Laut 1M AI News hat die Open-Source-Vektor-Datenbank Chroma Context-1 veröffentlicht, ein Suchmodell für intelligente Agenten mit 20 Milliarden Parametern, das speziell für Multi-Round-Suchaufgaben entwickelt wurde. Die Modellgewichte sind unter der Apache 2.0-Lizenz offen zugänglich, und der Code für die synthetische Datengenerierung wurde ebenfalls veröffentlicht.
Context-1 ist als Retrieval-Subagent positioniert: Er beantwortet keine Fragen direkt, sondern liefert durch mehrere Suchrunden eine Reihe unterstützender Dokumente für das nachgelagerte Reasoning-Modell. Die Kerntechnologie ist der „Self-Editing-Context“, bei dem das Modell während der Suche aktiv irrelevante Dokumentausschnitte verwirft, um innerhalb des begrenzten Kontextfensters Platz für nachfolgende Suchvorgänge zu schaffen und so eine Leistungsverschlechterung durch Kontextexpansion zu vermeiden.

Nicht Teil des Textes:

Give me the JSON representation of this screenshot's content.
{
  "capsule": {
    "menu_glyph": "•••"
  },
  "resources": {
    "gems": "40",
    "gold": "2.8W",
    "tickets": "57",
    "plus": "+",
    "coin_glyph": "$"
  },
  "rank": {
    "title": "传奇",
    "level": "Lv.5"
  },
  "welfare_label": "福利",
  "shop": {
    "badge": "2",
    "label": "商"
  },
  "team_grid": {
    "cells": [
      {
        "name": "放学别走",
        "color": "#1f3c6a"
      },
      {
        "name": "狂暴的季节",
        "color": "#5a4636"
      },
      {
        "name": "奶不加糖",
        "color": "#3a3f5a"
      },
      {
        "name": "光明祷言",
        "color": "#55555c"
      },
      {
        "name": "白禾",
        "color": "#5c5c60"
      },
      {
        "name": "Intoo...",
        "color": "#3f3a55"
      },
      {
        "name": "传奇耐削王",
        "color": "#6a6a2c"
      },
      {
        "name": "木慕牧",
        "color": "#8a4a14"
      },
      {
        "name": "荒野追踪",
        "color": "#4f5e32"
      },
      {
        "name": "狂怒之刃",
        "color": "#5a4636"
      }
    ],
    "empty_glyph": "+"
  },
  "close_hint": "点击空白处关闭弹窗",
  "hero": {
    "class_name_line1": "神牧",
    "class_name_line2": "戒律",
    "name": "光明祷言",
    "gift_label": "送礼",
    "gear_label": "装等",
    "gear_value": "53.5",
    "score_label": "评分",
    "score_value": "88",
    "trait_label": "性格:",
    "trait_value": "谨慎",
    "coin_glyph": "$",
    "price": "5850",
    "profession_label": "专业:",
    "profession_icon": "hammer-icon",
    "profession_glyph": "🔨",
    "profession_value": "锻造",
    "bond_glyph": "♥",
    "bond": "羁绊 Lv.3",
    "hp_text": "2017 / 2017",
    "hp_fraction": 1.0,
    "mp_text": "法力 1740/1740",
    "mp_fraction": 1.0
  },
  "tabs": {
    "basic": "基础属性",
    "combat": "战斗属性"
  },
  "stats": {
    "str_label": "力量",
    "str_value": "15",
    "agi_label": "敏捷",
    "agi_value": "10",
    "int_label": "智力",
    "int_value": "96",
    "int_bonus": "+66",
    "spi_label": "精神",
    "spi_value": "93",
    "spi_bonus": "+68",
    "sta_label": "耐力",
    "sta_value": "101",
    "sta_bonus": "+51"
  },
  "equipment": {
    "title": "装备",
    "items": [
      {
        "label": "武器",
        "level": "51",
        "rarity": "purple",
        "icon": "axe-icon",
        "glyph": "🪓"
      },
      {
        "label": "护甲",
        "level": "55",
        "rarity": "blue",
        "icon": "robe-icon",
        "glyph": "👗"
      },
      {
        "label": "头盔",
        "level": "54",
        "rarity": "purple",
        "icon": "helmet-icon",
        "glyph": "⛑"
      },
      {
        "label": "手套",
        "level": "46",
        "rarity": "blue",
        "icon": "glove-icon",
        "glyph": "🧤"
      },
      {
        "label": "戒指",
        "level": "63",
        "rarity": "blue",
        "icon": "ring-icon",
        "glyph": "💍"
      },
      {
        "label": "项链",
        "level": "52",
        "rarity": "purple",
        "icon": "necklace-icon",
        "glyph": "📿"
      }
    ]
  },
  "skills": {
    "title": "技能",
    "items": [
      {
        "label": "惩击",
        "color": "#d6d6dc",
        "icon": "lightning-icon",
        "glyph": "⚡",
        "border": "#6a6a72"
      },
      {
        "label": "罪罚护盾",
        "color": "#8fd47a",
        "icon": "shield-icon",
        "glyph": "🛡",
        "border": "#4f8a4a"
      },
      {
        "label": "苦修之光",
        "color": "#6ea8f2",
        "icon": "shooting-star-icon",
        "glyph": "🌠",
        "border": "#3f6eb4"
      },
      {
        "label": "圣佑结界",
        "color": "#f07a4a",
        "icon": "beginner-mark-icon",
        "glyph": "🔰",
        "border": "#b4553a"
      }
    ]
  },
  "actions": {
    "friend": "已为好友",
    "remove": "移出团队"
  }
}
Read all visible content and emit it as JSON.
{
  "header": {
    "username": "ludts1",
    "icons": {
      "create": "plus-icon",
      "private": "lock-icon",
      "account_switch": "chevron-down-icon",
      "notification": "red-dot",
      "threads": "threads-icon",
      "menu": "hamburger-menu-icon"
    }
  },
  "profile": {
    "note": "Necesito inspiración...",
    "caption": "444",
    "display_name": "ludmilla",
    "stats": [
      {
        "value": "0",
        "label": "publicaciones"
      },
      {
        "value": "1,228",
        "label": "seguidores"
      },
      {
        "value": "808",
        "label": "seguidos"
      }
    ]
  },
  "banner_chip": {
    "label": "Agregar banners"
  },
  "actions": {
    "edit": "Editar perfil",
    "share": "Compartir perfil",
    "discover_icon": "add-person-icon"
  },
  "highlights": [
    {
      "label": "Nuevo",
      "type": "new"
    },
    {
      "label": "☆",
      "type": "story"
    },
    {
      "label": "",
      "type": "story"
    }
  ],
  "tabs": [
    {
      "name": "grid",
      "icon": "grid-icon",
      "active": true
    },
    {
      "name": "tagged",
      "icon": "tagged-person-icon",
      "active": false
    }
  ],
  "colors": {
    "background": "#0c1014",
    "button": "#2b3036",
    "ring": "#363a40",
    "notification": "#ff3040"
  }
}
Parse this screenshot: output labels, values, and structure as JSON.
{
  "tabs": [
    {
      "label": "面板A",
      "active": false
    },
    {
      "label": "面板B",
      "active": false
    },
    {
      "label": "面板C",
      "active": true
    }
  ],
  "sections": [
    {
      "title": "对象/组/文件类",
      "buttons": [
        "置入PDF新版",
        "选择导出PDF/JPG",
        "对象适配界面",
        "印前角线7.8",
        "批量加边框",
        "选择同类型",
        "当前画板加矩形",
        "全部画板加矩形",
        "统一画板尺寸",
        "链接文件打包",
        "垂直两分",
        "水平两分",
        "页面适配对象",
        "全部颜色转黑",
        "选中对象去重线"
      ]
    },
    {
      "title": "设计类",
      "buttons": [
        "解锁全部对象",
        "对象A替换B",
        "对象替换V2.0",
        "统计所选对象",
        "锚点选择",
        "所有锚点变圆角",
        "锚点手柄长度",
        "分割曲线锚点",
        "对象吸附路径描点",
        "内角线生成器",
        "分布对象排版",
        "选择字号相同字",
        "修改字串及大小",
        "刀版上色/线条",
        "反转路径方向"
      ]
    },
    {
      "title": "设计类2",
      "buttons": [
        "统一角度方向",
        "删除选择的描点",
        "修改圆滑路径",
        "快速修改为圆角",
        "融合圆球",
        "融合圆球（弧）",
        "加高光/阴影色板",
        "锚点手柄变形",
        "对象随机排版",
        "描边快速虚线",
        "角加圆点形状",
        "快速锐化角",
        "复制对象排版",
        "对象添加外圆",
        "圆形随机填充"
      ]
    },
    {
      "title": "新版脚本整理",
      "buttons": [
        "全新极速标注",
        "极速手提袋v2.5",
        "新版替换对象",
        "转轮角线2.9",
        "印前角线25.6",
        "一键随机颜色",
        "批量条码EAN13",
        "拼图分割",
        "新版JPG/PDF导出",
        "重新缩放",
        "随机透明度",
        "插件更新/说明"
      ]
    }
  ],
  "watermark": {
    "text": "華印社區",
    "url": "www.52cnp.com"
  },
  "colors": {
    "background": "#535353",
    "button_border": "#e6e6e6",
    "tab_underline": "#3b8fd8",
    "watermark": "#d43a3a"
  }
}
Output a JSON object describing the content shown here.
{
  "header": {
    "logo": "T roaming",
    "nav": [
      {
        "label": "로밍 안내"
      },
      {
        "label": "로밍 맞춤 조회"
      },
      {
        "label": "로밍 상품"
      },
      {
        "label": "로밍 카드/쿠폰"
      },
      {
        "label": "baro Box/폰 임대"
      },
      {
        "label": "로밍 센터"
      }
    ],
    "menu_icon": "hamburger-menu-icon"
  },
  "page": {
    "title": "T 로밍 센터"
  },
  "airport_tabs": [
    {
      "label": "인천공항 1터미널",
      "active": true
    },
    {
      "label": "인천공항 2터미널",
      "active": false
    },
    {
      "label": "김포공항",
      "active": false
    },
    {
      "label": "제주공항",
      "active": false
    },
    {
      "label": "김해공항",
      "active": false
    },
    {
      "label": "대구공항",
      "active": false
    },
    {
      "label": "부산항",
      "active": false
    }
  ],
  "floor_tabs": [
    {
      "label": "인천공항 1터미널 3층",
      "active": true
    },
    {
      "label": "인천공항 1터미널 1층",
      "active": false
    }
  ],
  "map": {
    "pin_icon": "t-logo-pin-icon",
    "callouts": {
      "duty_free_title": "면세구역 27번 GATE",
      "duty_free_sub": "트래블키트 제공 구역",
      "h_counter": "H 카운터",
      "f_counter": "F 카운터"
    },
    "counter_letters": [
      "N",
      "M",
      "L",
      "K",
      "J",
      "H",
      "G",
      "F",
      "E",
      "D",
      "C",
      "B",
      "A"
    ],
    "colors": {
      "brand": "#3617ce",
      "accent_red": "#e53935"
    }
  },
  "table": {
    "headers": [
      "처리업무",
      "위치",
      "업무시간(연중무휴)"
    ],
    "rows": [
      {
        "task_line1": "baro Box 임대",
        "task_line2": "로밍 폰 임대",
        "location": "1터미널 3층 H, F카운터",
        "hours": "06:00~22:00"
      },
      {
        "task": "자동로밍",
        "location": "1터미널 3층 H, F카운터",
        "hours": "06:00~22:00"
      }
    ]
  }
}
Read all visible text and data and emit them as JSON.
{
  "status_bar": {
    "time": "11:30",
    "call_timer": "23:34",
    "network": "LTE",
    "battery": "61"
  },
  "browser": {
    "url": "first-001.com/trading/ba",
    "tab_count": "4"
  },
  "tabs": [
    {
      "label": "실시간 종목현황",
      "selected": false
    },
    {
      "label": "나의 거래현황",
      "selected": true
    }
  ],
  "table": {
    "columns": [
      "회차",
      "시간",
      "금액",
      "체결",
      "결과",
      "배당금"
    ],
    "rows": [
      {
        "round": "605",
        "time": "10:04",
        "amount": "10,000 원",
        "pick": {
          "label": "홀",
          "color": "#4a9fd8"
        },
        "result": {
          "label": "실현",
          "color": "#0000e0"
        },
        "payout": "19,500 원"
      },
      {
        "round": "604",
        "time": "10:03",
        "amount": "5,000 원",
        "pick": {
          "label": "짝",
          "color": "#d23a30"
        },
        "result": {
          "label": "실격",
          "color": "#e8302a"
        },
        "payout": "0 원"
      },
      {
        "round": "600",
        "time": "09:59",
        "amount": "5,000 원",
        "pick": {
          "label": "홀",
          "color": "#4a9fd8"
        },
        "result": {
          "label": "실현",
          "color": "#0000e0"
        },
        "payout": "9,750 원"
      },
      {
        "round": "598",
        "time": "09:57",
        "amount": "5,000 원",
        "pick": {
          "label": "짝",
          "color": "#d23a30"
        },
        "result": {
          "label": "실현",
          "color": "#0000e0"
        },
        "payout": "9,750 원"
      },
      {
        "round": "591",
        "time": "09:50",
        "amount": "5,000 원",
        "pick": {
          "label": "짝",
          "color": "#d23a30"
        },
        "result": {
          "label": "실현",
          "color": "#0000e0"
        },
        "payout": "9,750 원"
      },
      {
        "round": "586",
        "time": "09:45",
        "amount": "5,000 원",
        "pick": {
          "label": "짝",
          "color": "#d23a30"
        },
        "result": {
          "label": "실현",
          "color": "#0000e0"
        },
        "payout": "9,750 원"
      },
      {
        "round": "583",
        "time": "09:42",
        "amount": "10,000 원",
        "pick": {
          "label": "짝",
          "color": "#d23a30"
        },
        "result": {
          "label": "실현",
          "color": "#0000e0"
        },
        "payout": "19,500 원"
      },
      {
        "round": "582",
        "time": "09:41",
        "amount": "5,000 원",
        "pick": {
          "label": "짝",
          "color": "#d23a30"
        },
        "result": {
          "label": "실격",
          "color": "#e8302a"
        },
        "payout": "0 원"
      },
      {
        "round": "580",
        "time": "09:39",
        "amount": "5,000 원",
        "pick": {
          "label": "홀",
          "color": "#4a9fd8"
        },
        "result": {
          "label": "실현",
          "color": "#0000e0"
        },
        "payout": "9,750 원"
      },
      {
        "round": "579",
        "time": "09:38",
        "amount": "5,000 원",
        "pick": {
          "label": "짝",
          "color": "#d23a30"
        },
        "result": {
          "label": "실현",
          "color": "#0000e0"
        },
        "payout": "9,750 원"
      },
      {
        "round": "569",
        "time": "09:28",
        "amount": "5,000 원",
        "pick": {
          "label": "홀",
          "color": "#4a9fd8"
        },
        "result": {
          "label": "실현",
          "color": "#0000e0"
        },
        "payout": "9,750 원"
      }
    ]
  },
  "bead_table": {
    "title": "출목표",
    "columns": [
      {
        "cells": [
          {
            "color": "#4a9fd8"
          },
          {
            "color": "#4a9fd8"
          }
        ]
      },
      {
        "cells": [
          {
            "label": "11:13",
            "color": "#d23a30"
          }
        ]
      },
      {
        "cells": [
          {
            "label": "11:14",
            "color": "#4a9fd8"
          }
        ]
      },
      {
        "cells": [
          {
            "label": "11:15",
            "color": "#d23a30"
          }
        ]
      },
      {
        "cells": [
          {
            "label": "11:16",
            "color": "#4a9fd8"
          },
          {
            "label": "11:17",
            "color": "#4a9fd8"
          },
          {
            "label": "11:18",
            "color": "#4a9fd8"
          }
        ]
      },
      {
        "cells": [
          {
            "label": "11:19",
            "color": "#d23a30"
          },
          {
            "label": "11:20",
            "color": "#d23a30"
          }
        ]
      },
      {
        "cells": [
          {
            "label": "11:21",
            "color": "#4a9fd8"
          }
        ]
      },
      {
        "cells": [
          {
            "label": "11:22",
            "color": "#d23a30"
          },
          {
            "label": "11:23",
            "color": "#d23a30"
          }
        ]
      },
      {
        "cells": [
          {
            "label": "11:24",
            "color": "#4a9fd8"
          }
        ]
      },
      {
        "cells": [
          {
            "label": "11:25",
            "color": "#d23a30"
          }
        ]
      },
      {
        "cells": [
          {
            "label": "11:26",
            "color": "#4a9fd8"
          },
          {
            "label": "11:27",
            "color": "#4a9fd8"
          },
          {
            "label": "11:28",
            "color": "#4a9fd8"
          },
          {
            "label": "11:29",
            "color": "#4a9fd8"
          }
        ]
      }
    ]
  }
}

Das Training erfolgt in zwei Phasen: Zunächst wird mit großen Modellen wie Kimi K2.5 SFT-Trajektorien generiert, um eine supervisierte Feinabstimmung durchzuführen, dann folgt ein Reinforcement-Learning-Training (basierend auf dem CISPO-Algorithmus) auf über 8000 synthetischen Aufgaben. Das Belohnungsdesign nutzt eine Kursmechanik: Frühzeitiges Re-Recall fördert eine breite Exploration, später wird schrittweise auf Präzision umgestellt, um selektives Behalten zu ermutigen. Das Basismodell ist gpt-oss-20b, das mit LoRA angepasst wurde. Bei der Inferenz wird es mit MXFP4 quantisiert auf B200 ausgeführt, mit einer Durchsatzrate von 400-500 Token pro Sekunde.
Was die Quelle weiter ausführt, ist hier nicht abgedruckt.